N. C. Patel, Zucker School of Medicine at Hofstra/Northwell
J. M. Hemli, Zucker School of Medicine at Hofstra/Northwell
K. Seetharam
V. P. Singh, Zucker School of Medicine at Hofstra/Northwell
S. J. Scheinerman, Zucker School of Medicine at Hofstra/Northwell
L. Pirelli, Zucker School of Medicine at Hofstra/Northwell
D. R. Brinster, Zucker School of Medicine at Hofstra/Northwell
M. C. Kim, Northwell Health

Abstract

© 2020 The American Association for Thoracic Surgery Objective: Debate continues as to the optimal minimally invasive treatment modality for complex disease of the left anterior descending coronary artery, with advocates for both robotic-assisted minimally invasive direct coronary artery bypass and percutaneous coronary intervention with a drug-eluting stent.

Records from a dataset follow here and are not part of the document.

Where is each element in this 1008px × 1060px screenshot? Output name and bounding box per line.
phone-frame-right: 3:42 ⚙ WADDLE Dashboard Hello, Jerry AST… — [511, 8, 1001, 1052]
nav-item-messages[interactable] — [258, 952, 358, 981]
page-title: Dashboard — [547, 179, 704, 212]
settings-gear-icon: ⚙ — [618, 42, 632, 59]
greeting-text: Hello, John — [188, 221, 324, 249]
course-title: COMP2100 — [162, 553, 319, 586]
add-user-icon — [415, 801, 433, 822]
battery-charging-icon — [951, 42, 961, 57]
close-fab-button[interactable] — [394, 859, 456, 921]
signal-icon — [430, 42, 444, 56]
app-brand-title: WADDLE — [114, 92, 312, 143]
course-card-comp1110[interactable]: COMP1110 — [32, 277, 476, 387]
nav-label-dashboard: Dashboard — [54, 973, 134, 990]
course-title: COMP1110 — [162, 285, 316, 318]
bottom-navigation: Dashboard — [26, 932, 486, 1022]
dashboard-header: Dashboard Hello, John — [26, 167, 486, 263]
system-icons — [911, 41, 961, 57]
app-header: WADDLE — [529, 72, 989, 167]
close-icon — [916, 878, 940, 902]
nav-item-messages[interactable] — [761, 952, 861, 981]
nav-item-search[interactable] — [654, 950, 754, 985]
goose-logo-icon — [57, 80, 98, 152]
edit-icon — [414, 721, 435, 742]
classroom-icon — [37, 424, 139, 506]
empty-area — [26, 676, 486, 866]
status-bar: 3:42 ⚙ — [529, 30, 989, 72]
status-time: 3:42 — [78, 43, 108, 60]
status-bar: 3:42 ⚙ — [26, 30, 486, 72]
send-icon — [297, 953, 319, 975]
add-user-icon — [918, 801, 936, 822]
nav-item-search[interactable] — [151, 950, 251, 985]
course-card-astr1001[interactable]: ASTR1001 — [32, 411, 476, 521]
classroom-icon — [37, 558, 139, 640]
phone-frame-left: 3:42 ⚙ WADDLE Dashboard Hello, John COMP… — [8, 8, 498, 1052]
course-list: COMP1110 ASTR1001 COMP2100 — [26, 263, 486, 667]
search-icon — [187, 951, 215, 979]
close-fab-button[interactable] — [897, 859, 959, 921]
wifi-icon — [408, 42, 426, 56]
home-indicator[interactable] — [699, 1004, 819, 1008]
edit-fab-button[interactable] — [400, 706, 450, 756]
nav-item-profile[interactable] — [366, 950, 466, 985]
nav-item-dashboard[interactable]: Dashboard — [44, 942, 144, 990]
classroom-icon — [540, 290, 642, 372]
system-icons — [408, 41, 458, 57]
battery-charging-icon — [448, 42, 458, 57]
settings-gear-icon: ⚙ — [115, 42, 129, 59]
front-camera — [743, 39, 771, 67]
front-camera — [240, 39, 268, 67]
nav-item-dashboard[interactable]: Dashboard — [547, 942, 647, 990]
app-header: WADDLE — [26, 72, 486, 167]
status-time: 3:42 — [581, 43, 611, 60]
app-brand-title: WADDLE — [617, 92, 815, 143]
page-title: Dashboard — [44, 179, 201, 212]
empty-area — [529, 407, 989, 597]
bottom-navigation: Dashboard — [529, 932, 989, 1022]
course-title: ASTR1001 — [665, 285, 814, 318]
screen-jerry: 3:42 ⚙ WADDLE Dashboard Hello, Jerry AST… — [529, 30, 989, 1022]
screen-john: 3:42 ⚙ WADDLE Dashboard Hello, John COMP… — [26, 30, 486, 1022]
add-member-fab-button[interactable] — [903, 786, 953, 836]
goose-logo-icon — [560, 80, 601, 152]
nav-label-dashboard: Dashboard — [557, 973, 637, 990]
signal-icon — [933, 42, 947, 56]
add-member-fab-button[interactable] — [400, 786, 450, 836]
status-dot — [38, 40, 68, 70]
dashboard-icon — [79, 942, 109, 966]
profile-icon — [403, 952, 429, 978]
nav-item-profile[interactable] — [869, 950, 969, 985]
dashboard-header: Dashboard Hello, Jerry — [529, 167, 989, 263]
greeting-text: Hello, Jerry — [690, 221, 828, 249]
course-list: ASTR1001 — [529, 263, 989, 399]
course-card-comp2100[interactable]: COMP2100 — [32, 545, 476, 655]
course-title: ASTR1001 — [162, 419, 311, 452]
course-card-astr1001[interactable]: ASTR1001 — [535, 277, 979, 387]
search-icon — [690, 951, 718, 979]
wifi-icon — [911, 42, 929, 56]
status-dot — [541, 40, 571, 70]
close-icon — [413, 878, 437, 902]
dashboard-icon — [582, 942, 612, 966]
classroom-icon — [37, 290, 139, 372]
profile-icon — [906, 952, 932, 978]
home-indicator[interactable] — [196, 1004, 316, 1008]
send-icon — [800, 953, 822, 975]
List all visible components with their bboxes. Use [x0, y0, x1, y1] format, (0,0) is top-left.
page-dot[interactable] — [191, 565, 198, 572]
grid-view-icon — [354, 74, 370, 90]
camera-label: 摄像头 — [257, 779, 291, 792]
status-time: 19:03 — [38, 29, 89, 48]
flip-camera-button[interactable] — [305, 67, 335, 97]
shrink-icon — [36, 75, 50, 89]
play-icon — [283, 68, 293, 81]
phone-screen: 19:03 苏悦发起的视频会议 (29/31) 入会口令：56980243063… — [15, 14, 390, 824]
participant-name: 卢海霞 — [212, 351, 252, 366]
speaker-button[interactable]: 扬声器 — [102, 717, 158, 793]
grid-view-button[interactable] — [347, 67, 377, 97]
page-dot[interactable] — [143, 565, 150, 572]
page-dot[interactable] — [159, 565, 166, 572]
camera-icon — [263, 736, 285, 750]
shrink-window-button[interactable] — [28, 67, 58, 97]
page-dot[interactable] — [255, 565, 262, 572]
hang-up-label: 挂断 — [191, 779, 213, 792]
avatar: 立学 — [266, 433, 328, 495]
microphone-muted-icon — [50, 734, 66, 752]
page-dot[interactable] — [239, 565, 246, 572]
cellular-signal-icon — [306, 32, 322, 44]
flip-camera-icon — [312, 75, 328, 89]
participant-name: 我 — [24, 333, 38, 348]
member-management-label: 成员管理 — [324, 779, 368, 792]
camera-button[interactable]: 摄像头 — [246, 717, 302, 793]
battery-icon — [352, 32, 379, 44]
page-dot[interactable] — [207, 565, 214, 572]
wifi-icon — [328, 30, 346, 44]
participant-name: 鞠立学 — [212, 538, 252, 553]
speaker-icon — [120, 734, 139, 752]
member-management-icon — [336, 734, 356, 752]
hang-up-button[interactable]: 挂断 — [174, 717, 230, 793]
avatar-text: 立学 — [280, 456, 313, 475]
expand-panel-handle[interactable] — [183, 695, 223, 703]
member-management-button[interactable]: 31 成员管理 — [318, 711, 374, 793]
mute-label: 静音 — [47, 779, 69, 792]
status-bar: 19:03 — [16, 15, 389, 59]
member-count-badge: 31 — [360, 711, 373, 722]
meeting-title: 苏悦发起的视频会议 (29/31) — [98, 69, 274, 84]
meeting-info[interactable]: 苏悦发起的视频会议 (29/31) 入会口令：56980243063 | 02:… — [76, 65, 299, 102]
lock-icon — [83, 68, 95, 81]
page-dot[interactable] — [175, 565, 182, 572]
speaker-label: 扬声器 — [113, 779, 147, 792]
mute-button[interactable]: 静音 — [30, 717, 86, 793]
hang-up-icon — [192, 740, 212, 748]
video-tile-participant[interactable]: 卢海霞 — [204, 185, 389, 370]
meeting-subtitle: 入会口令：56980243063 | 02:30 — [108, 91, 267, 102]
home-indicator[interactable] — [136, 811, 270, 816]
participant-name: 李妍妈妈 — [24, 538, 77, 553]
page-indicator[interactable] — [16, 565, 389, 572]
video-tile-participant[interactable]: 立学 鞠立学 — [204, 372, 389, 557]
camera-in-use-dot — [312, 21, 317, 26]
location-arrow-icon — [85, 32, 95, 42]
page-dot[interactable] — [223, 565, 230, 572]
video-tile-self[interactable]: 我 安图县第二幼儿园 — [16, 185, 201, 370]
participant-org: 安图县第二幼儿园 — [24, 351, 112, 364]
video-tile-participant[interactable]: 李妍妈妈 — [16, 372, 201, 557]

We analyzed the midterm outcomes of patients with isolated left anterior descending disease, revascularized by minimally invasive direct coronary artery bypass or drug-eluting stent percutaneous coronary intervention, focusing on those with complex lesion anatomy. Methods: A retrospective review was undertaken of all patients who underwent coronary revascularization between January 2008 and December 2016. From this population, 158 propensity-matched pairs of patients were generated from 158 individuals who underwent minimally invasive direct coronary artery bypass for isolated complex left anterior descending disease and from 373 patients who underwent percutaneous coronary intervention using a second-generation drug-eluting stent. Midterm survival and incidence of repeat left anterior descending intervention were analyzed for both patient groups. Results: Overall 9-year survival was not significantly different between patient groups both before and after propensity matching. Midterm mortality in the matched minimally invasive direct coronary artery bypass group was low, irrespective of patient risk profile. By contrast, advanced age (hazard ratio, 1.10; P = .012) and obesity (hazard ratio, 1.09; P = .044) predicted increased late death after drug-eluting stent percutaneous coronary intervention among matched patients. Patients who underwent minimally invasive direct coronary artery bypass were significantly less likely to require repeat left anterior descending revascularization than those who had percutaneous coronary intervention, both before and after propensity matching. Smaller stent diameter in drug-eluting stent percutaneous coronary intervention was associated with increased left anterior descending reintervention (hazard ratio, 3.53; P = .005). Conclusions: In patients with complex disease of the left anterior descending artery, both minimally invasive direct coronary artery bypass and percutaneous coronary intervention are associated with similar excellent intermediate-term survival, although reintervention requirements are lower after surgery.